Saya percaya orang-orang yang pernah menyimpan luka akan memiliki empati lebih dalam terhadap sesama manusia. Jadi biasanya, saya hanya tersenyum dan mengucap syukur ketika melihat mereka yang ditinggalkan masih bertahan–dan menjadi seseorang yang jauh lebih kuat dari sebelumnya. Untuk hal yang satu ini, saya bisa menangkapnya dalam mata-mata mereka yang tetap berbinar ketika kami kembali bertatapan; meskipun kita semua tahu bahwa duka itu tidak pernah benar-benar hilang.
18 Responses
I agree. The grief is still there. Not as big as it was, but it stays, somehow.
It’s a part of us, and it makes us stronger and kinder, too 🙂
Saya bahkan kesulitan meyakinkan yang berduka, hey saya ada disini. Mungkin seharusnya ada guideline buat yang berduka ya jadi sekitarnya bisa membantu yang terbaik.
Aku mau sekali membeli guideline tersebut! 🙂
Ini bener banget. Saya juga kaya gitu, kadang suka iri kalau melihat ada orang yang (sepertinya) bisa dengan mudah membantu meringankan beban orang yang berduka
😀 *hugs*
waaah tulisan ini gw bangeett T-T
:’)
Mereka tak tahu bahwa saya membawa mereka sepanjang jalan, ketika memesan secangkir kopi atau berdoa di malam hari, selagi mengobrol dengan orang-orang yang saya cintai atau berjalan kaki di bawah hangat sinar matahari.
# itu bener banget#
So, let’s just pray for them from where we are for the time being? :’)
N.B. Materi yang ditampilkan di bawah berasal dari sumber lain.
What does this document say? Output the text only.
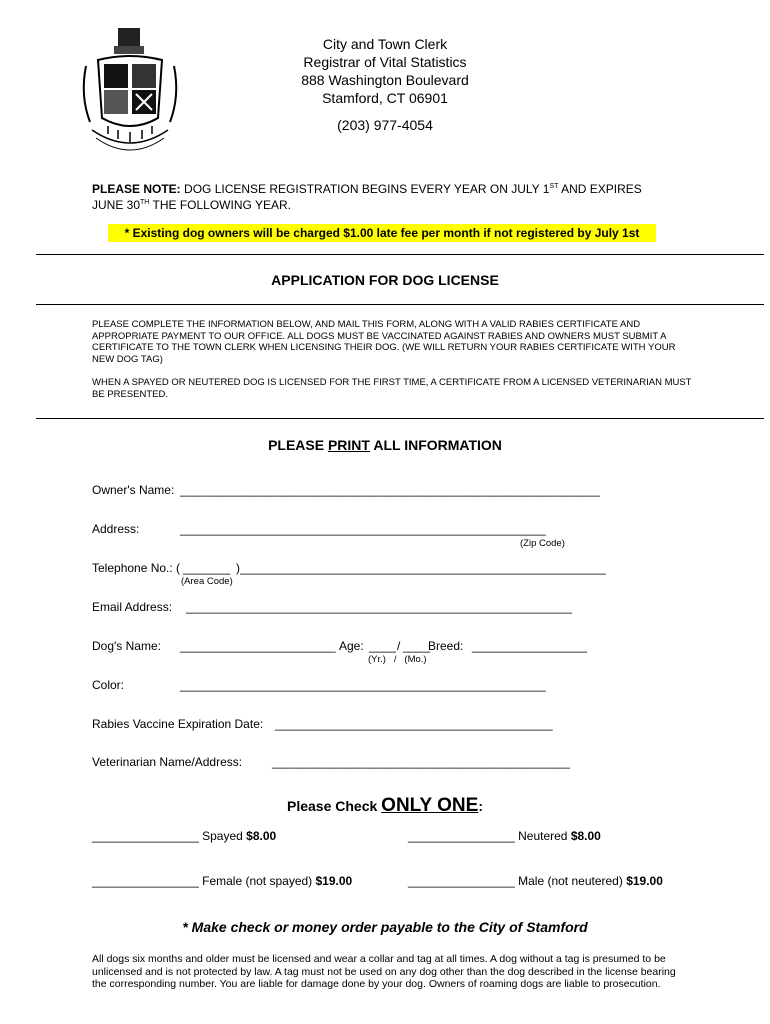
City and Town Clerk
Registrar of Vital Statistics
888 Washington Boulevard
Stamford, CT 06901
(203) 977-4054
PLEASE NOTE: DOG LICENSE REGISTRATION BEGINS EVERY YEAR ON JULY 1ST AND EXPIRES
JUNE 30TH THE FOLLOWING YEAR.
* Existing dog owners will be charged $1.00 late fee per month if not registered by July 1st
APPLICATION FOR DOG LICENSE
PLEASE COMPLETE THE INFORMATION BELOW, AND MAIL THIS FORM, ALONG WITH A VALID RABIES CERTIFICATE AND APPROPRIATE PAYMENT TO OUR OFFICE. ALL DOGS MUST BE VACCINATED AGAINST RABIES AND OWNERS MUST SUBMIT A CERTIFICATE TO THE TOWN CLERK WHEN LICENSING THEIR DOG. (WE WILL RETURN YOUR RABIES CERTIFICATE WITH YOUR NEW DOG TAG)
WHEN A SPAYED OR NEUTERED DOG IS LICENSED FOR THE FIRST TIME, A CERTIFICATE FROM A LICENSED VETERINARIAN MUST BE PRESENTED.
PLEASE PRINT ALL INFORMATION
Owner's Name: ______________________________________________________________
Address:	______________________________________________________
(Zip Code)
Telephone No.: ( _______ )______________________________________________________
(Area Code)
Email Address: _________________________________________________________
Dog's Name: _______________________ Age: ____ / ____
Breed: _________________
(Yr.)   /   (Mo.)
Color:	______________________________________________________
Rabies Vaccine Expiration Date: _________________________________________
Veterinarian Name/Address: ____________________________________________
Please Check ONLY ONE:
________________ Spayed $8.00	________________ Neutered $8.00
________________ Female (not spayed) $19.00	________________ Male (not neutered) $19.00
* Make check or money order payable to the City of Stamford
All dogs six months and older must be licensed and wear a collar and tag at all times. A dog without a tag is presumed to be unlicensed and is not protected by law. A tag must not be used on any dog other than the dog described in the license bearing the corresponding number. You are liable for damage done by your dog. Owners of roaming dogs are liable to prosecution.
Saya pun termasuk orang yang terlihat datar saat mengkspresikan rasa berduka. Karena saya merasa bahwa kata kata tidak dapat mewakili rasa berduka tetapi kehadiran lah yang bisa mewakili bahwa kita juga ikut berduka
🙂
I remember Phuket, and the guilt I felt when our eyes met, not knowing why or what I’ve done or how would I be able to make you smile. I knew better to left you drifted alone, and I made the right choice then. But now I’ll hug you! 🙂
Nyoooh! *hugs* :’D
Nice nice nice words hanny.. kalimat favorit aku ini “Saya percaya orang-orang yang pernah menyimpan luka akan memiliki empati lebih dalam terhadap sesama manusia.” Dan aku merasa tertohok.. :’)
Ah, Titiw :’) *peluk*
tentang kehilangan…sakitnya tuh di sini. tapi tak pernah kutemukan di mana tepatnya.
ah, ndoro… tak pernah kita temukan di mana tepatnya karena ia ada di mana-mana *peluk erat* mari bersua setelah tanggal dua-dua! ah, baris ini berima! :’)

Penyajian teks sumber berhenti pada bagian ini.